PayPal Security Key [Official Site]


Edit Your Comment

  1. phloighd says:

    Guys, why are you shilling for paypal, one of the most anti-consumer orgs the net has ever seen? If I buy this thing, is that going to stop paypal from forcing me to waive my legal rights to consumer protection? Seriously, guys, wtf?

  2. abelincolnjr says:

    I just got one, thanks for the tip!

  3. Starfury says:


    Admittedly PayPal does suck to some degree; but it is accepted for most Ebay transactions and many online stores will also take it. By adding the token it gives an extra layer of security to the end user. I haven’t had a problem with them (yet) and will continue using them for my Ebay purchases. I don’t know if I’ll shell out $5 for the secureID token though.

  4. phrygian says:

    Perhaps I’m just ignorant, but shouldn’t this extra protection be offered for free for any Paypal account? I could see charging a fee for postage, but I highly doubt mailing a keychain costs more than $3.

    That said, I will probably buy one… if only because I foresee a time when they won’t give a crap that your account was compromised unless you have the security keychain.

  5. missdona says:

    They should protect my account for free. I pay enough in my paypal vendor fees that they can totally supplement or alleviate this moneymaking strategy.


  6. TheDeadEye says:

    “Since you’ll need to use your Security Key every time you log in to your PayPal and eBay accounts, we’ve made it small and portable.”

    Oh, screw that. I’m not going to go on a “find the dongle” hunt every time I want to check something on eBay.

  7. pete7919 says:

    Missdona –

    Maybe you fall under the asterisk? It’s says the fee is waived for Business accounts.

    I’m happy to be an asterisk. I think.

  8. LatherRinseRepeat says:

    This thing will probably be mistaken for a bomb. Someone please send a memo to the city of Boston.
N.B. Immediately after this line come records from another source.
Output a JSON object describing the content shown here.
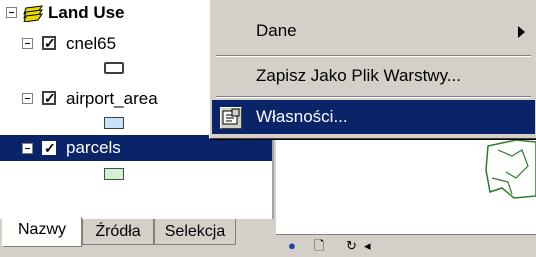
{
  "toc": {
    "group_label": "Land Use",
    "layers": [
      {
        "label": "cnel65",
        "checked": true,
        "swatch_fill": "#ffffff",
        "swatch_border": "#404040"
      },
      {
        "label": "airport_area",
        "checked": true,
        "swatch_fill": "#c6e2f7",
        "swatch_border": "#404040"
      },
      {
        "label": "parcels",
        "checked": true,
        "swatch_fill": "#d4f2d0",
        "swatch_border": "#4a4a4a",
        "selected": true
      }
    ]
  },
  "tabs": [
    {
      "label": "Nazwy",
      "active": true
    },
    {
      "label": "Źródła",
      "active": false
    },
    {
      "label": "Selekcja",
      "active": false
    }
  ],
  "context_menu": {
    "items": [
      {
        "label": "Dane",
        "has_submenu": true
      },
      {
        "label": "Zapisz Jako Plik Warstwy...",
        "has_submenu": false
      },
      {
        "label": "Własności...",
        "highlighted": true,
        "icon": "properties-icon"
      }
    ]
  },
  "colors": {
    "selection": "#0a246a",
    "panel": "#d4d0c8",
    "layer_icon": "#e8d800"
  }
}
    But seriously, $5 isn’t too bad. These things are usually $50 – $100 for the keyfobs. And the software itself runs in to the thousands of dollars.

    Is it really necessary? Probably not. If you’re savvy about phishing scams, update your passwords frequently, use complex passwords.. you should be fine.

  9. HaxRomana says:

    I’m thinking about all the people I know – relatives, coworkers, etc. that take at least 30 seconds to type their NAME, let alone a random six digit number.

    This will be super entertaining to watch.

  10. moooster says:

    The added benefit is only slightly more secure because there is an easier way around this authentication scheme. I’m guessing someone with basic personal information on you could bypass the use of the security key.

    From their Security Key FAQ:
    # What if I lose or break my Security Key?
    You can still log in to your PayPal account if you lose or break your Security Key, or if you don’t have it in your possession. Before you can log in, we will ask you to confirm your account ownership.

  11. warchild says:

    I used to work for a company for over 5 years who utilized the RSA SecurIDs (http://rsa.com/node.aspx?id=1156) for nearly every application we used. I know that these devices are somewhat helpful, but are not full proof at all.

    Yes, the number on the device does change every 30 seconds, however, from my experience with the company, many employees have had their work accounts compromised. Phishers would setup a phishing web site, you would enter in your username, password, and SecurID code then click on a submit button. It would send all that info via to the phisher instantly, while you are bringing up a second page telling you that your SecurID code is wrong, and to enter it again when it changes numbers. You enter it in again for the second time and yet again, it does the same thing for a third time.

    Now the phisher has at least a minute and two seconds to work with your login details. While the time frame does not seem to be large, it is plenty of time for them to do so. I have not personally seen it happen in the location where I worked at in the last couple years, but for the first three years it seemed to be the norm and the new employees would fall for it.